Francisco Javier Marrugo Pérez, adscrito a la Subestación de Policía San Joaquín en el municipio de El Tambo, había sido autorizado para un permiso de descanso de treinta días.
Según las versiones divulgadas por sus compañeros, el patrullero salió a disfrutar de su tiempo libre el 22 de febrero de 2026, con la expectativa de regresar a sus funciones el 28 de febrero. Sin embargo, el día anterior a su reintegración, el 27 de febrero, se comunicó telefónicamente con su comandante para informar que su vuelo de regreso desde Bogotá a Cali había sido cancelado, reprogramándose para el día siguiente a las 6:00 de la mañana. Este contratiempo parecía ser un simple inconveniente en un viaje que debería haber finalizado sin complicaciones.
El 28 de febrero, en la mañana, Marrugo Pérez volvió a contactar a su superior, informando que se encontraba en camino hacia su unidad y que había optado por la ruta Cali-Popayán, transitando por la carretera Panamericana. Esta comunicación generó cierta tranquilidad, ya que parecía que el patrullero llegaría pronto a cumplir con sus obligaciones. Sin embargo, transcurrieron las horas y no hubo evidencias de su arribo a la subestación. Hasta el momento, su ausencia se ha vuelto alarmante; no ha respondido a múltiples intentos de contacto por parte de sus compañeros, quienes han realizado llamadas y enviado mensajes a través de WhatsApp sin obtener respuesta.
La situación ha llevado a que las autoridades competentes inicien un protocolo de búsqueda, reportando oficialmente el caso de la desaparición del patrullero. Las diligencias están en marcha, buscando esclarecer las circunstancias que rodean su desaparición y tomando las medidas necesarias para ubicarlo lo más pronto posible. Esto incluye la coordinación de esfuerzos con otras entidades y una revisión exhaustiva de las últimas ubicaciones registradas en el trayecto que tomó.

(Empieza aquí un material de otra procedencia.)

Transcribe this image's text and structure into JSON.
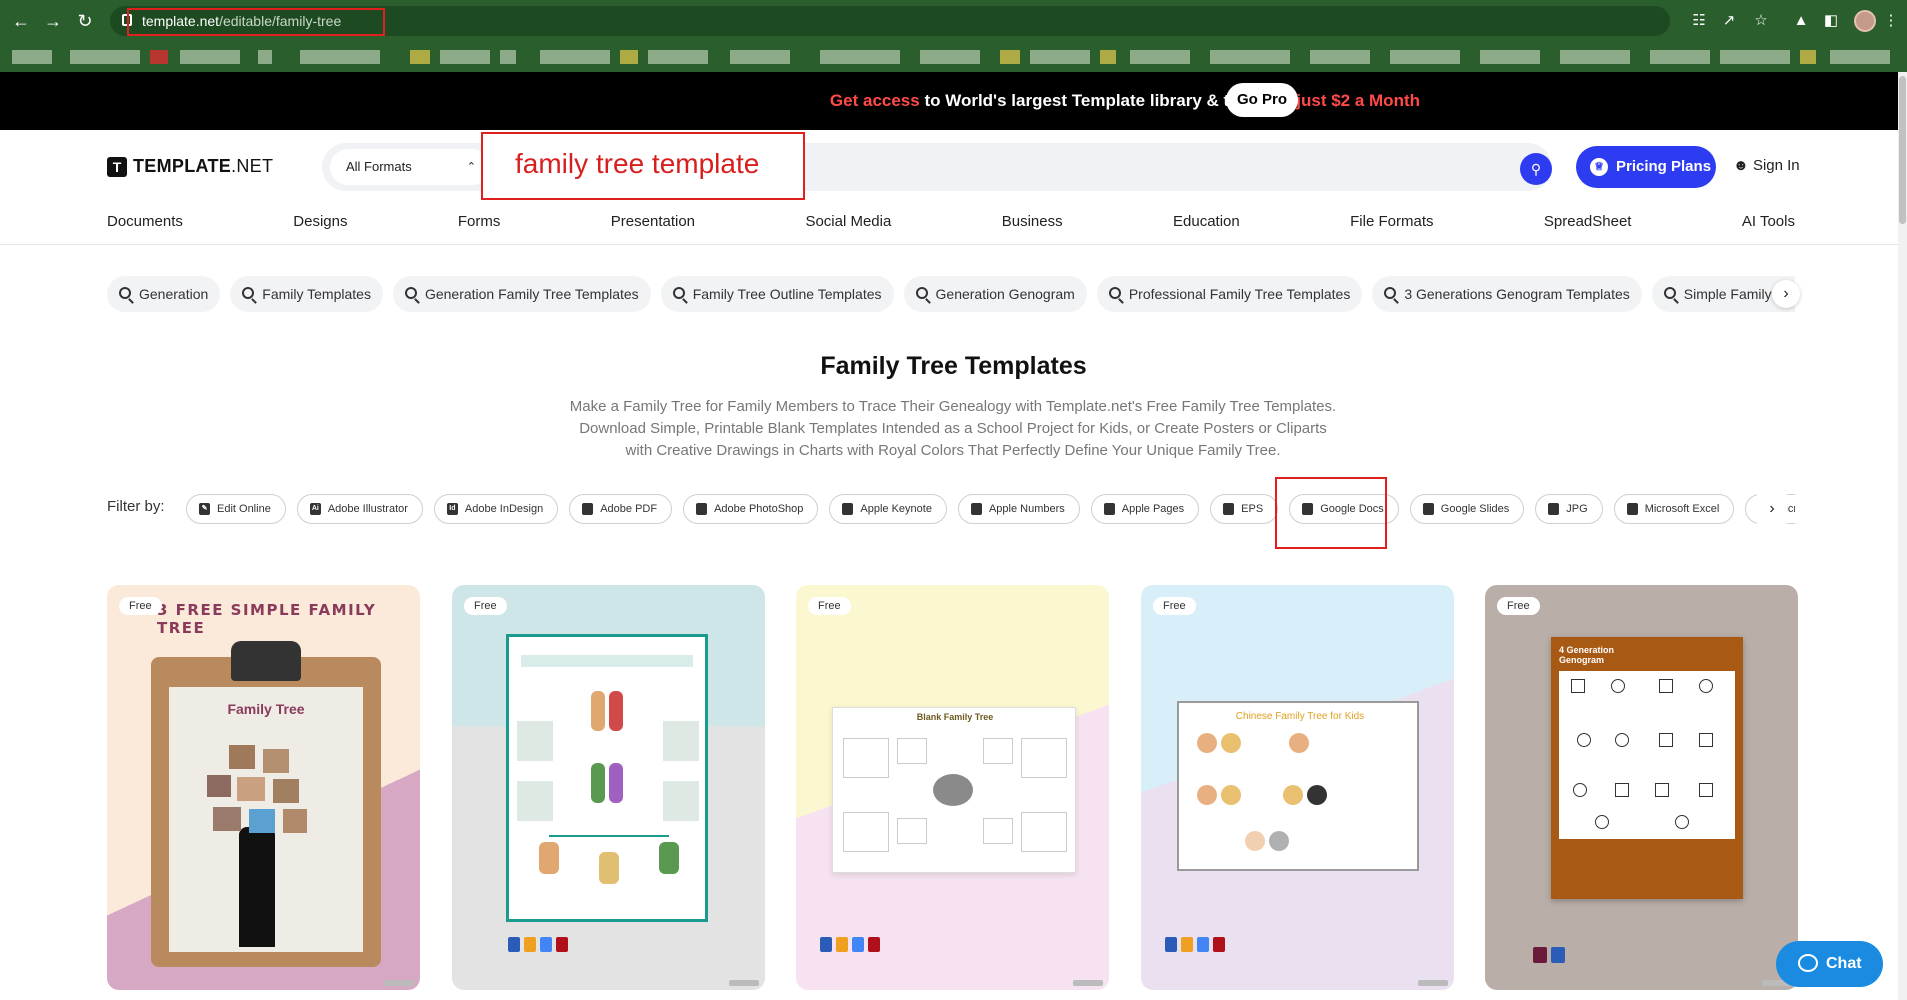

Este hecho no es un acontecimiento aislado, sino que es representativo de un contexto más amplio y preocupante en el departamento del Cauca. La región ha visto un resurgimiento de la violencia y la actividad de grupos armados ilegales, quienes han puesto en jaque la seguridad de los ciudadanos, pero también la de quienes tienen la responsabilidad de mantener el orden. Es evidente que la labor de los miembros de la fuerza pública se ha vuelto más riesgosa durante sus desplazamientos, después de periodos de descanso, lo que plantea preguntas sobre las condiciones de seguridad que se deben garantizar.
La historia del patrullero Marrugo Pérez resuena con la de otros uniformados que también han enfrentado situaciones similares al final de sus permisos. La falta de seguridad en las carreteras y el incremento de los ataques contra miembros de la policía evidencian la urgencia de tomar medidas efectivas que puedan salvaguardar la vida de quienes arriesgan todo por servir a la sociedad. La comunidad y la institución esperan que este caso tenga un desenlace positivo, con la recuperación del patrullero, pero también es un llamado a la reflexión sobre la realidad que viven los policías en Colombia.
Las directivas de la Policía Nacional han reiterado su compromiso de investigar a fondo la desaparición del patrullero y de implementar estrategias que fortalezcan la seguridad en el desplazamiento de sus efectivos. La situación actual demanda atención inmediata, no solo para resolver el caso de Marrugo Pérez, sino para garantizar condiciones más seguras para todos aquellos que día a día enfrentan retos significativos en su labor de protección y servicio a la comunidad.